CorpsStories 3rd Annual Editorial

 

Memorial Day 2005

 

Sometimes a Marine comes along with the sole purpose of delivering you.  That Marine for me and mine was Uncle Dave.

Because my childhood home was so askew, my self-perception was somewhere in the dregs in my early years.  I remember thinking that he and his wife, Aunt Betty to me, were cool beyond belief.  He was a Marine fighter pilot at the time, and recently back from a fellowship at Princeton. She was tall and beautiful and very unassuming.

Forward twenty years.  My literal connection to them, my mother, had died a few years earlier – and all the horrors she kept from her loved ones were now exposed.  I knew so long what it was to go without love in my life that I had no expectation of that starvation changing – but it was about to.

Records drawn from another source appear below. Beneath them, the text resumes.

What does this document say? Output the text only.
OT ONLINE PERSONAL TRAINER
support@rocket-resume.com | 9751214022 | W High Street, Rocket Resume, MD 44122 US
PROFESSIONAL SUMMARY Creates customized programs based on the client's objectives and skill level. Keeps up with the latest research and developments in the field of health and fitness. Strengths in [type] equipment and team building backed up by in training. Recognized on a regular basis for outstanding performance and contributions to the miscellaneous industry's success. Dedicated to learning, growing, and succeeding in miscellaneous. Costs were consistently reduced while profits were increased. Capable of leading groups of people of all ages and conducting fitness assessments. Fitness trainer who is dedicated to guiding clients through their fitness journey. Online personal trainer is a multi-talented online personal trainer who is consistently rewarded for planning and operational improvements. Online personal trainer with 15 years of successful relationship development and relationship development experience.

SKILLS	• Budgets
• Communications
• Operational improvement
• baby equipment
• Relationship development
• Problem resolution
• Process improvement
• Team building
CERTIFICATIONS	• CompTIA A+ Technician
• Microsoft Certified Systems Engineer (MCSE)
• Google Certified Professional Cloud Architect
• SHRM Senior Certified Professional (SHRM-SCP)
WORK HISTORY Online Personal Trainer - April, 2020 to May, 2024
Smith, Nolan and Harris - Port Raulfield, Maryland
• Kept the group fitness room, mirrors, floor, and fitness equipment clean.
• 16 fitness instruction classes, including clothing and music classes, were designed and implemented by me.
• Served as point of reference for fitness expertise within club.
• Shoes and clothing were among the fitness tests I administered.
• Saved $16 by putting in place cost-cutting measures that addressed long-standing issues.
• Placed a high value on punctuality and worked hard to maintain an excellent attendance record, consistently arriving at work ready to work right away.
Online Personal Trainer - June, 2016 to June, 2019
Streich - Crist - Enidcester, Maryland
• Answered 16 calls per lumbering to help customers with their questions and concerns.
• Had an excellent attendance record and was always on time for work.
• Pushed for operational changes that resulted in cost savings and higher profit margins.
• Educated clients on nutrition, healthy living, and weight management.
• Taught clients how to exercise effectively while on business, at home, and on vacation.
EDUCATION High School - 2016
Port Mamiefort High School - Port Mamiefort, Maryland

Finding myself seeking shelter after the last straw in an abusive marriage, Uncle Dave landed his F4J right in the middle of my life.  He himself was lawyers, guns and money – and totally lined up on any comer.  Aunt Betty was operating base rear, praying and calling and keeping me in the light. Suddenly, unexpectedly, they were repaying a loyalty to my mother and her family by advocating and loving little Allen and me.

It took some getting used to.  I wasn’t used to having someone help me just because I needed help.  I wasn’t used to someone not judging me but expecting me to walk the high moral ground, and helping me to do so.  It was nothing for him to hop a flight from San Diego to Boston just because my matters had taken a turn for the worse and I needed backup.

We talked daily. Sometimes hourly.  He was right in the trench with me when the court was sparking or the bills were mounting or Allen was hurting.  This was the case for more than 10 years.

Ten years ended six weeks ago.

The last few weeks he was just a whisper on the phone.  Decades of emphysema won over a case of pneumonia. We talked Thursday.  Saturday he was unresponsive.  Friday he was with Jesus.

The void Allen and I have is really indescribable.  David J. Eden was the first Marine ever I knew.  He will always be the finest Marine ever I knew.